Expanding Region Through New Identities and new Deals
Thanks to the fat profits of recent years, Cigna is on the way spreading its reputation and influence through many new buys. However, at the same time grasping the strong old relationships.
After Being Stood Up, Cigna Is Back With “Old Friend” Dignity Health
Cigna Corporation recently welcomed back Dignity Health to its vast network after both the healthcare providers finally agreed on a new agreement. Notably, Dignity Health, which offers a diversified network of high quality and patient-centered services, primarily caters to health needs in Arizona, California, and Nevada.
The multi-year agreement, being effective from Jul 1, 2020, will benefit Cigna customers across California and Nevada. They will be able to avail affordable healthcare services provided by Dignity Health.
This agreement was reached after renewed negotiations and a long haul of nine months. It is to be noted that most of Cigna’s Nevada customers could not avail Dignity Health’s services from December 2019 after both the companies failed to come to an agreement last year. Following this, Dignity Health also became out-of-network for most of Cigna’s California customers in January 2020.

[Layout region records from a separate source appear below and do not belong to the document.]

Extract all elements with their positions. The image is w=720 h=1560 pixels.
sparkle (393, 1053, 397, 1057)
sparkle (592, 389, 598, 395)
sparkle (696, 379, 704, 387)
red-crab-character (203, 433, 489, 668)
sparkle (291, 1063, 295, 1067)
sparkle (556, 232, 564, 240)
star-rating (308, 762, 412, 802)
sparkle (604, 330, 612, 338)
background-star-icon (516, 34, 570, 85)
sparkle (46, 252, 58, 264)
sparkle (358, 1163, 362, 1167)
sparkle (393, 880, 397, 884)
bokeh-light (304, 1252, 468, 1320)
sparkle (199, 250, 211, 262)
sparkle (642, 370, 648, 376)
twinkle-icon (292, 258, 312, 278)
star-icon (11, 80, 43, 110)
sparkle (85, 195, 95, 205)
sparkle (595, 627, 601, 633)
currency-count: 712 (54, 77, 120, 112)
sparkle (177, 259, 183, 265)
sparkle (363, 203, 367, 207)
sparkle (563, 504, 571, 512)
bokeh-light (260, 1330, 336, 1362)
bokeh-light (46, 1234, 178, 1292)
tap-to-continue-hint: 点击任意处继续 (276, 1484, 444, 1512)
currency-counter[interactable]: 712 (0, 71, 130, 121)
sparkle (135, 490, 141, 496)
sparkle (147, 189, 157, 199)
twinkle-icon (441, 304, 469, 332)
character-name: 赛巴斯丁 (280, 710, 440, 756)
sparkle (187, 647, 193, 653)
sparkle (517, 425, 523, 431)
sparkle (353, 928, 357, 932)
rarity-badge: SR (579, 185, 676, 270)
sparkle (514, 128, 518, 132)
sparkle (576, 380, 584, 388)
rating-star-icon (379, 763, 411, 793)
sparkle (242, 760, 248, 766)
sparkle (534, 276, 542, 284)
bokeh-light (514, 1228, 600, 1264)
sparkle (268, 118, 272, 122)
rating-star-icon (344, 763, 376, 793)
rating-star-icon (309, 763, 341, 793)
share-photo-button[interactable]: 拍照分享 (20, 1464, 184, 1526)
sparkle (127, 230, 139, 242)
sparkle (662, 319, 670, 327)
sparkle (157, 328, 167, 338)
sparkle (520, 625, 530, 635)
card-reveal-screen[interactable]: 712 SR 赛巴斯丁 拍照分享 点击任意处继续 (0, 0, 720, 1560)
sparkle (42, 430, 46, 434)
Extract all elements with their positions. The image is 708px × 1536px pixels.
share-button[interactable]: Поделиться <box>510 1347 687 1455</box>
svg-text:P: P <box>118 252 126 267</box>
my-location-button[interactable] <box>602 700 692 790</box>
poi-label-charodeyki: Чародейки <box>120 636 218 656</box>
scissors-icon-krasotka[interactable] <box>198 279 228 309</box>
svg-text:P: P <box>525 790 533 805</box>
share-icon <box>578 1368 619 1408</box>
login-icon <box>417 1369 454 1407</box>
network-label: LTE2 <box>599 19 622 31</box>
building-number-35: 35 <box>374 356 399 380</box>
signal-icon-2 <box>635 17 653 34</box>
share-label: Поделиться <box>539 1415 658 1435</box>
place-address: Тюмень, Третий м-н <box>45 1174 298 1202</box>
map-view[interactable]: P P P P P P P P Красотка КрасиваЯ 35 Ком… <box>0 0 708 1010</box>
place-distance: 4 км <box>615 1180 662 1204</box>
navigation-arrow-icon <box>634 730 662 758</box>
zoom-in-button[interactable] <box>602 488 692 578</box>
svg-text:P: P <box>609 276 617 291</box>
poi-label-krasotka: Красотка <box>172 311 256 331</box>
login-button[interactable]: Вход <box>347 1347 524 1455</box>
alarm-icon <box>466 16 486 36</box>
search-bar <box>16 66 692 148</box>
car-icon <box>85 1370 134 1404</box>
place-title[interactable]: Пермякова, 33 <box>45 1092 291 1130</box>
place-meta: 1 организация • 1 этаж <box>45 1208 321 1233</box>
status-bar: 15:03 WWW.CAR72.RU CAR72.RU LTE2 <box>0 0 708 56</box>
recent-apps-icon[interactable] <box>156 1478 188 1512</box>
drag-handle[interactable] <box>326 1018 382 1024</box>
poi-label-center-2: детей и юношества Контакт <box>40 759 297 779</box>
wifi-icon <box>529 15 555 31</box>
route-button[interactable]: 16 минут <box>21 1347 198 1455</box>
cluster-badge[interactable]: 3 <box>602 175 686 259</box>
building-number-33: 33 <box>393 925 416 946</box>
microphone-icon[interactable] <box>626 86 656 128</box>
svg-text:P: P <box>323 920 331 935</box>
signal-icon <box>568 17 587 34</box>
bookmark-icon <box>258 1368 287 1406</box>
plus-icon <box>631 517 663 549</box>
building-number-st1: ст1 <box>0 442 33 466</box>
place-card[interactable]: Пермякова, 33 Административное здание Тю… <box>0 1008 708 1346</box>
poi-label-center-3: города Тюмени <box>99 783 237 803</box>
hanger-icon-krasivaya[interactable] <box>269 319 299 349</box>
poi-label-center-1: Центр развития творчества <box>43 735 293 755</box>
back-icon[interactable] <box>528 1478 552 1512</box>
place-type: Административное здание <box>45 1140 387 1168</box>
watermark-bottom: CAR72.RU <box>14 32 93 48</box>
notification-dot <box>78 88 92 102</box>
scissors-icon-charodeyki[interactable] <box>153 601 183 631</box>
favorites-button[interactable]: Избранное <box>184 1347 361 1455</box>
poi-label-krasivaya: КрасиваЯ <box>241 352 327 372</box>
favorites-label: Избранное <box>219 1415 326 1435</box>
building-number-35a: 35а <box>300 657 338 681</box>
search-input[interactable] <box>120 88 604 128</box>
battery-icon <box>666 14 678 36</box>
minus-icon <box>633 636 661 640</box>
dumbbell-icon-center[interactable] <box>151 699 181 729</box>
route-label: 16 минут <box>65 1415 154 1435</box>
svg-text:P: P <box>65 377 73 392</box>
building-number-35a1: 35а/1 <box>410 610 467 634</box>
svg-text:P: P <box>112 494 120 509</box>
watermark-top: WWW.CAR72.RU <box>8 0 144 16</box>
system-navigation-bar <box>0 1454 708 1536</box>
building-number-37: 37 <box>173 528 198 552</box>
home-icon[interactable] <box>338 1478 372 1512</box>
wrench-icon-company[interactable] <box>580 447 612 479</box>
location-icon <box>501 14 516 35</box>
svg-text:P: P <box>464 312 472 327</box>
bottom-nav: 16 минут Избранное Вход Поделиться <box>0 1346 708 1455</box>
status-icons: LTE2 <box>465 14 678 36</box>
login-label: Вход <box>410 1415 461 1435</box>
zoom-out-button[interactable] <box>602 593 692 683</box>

Coming back to the latest move, this agreement lays the groundwork on which both Cigna and Dignity Health will continue to work together, thus, bringing about improved health outcomes in California and Nevada. Notably, both the companies have been doing the same since 1990s.
We also believe that this new agreement between the two healthcare providers is likely to provide relief to people across both the states, as the entirety of the United States is grappling with the ongoing COVID-19 pandemic. “This agreement ensures we can continue to provide outstanding, value-driven care for Cigna customers. We know how important access to high quality health care providers is, and we appreciate the patience of our patients, referring physicians, and Cigna’s clients during these negotiations.”- said Tammy Wilcox, Senior Vice President of Payer Strategy and Relationships for Dignity Health.
What’s Behind the New Identity “Evernorth”?
In September 2020, Cigna announces the launch of Evernorth, a new brand for its growing, high-performing health services portfolio. Evernorth will accelerate delivery of innovative and flexible solutions to meet the diverse needs of health plans, employers, and government organizations.
Tim Wentworth will serve as Chief Executive Officer of Evernorth, to bring together Cigna’s vast array of health services capabilities, as well as those of partners from across the health care system, in pharmacy solutions, benefits management, care solutions, and data and analytics. By coordinating best-in-class services, programs, and partnerships, Evernorth will transform them into comprehensive solutions that drive the most value for clients, customers, and patients.
“As champions for affordable, predictable, and simple health care, Cigna is taking on the toughest challenges – from rising costs to increasingly fragmented care,” said David M. Cordani, President and CEO, Cigna.
The Bottom Lines
Almost 2 centuries in the healthcare business, Cigna now is a coming-up-age giant, who is at its tipping point and ready to take over the field any possible time. Strong actions toward the Covid-19, its quarterly records in this crisis of meantime, and especially those new deals of expanding the “kingdom” has shown its power which is trustful and worthy.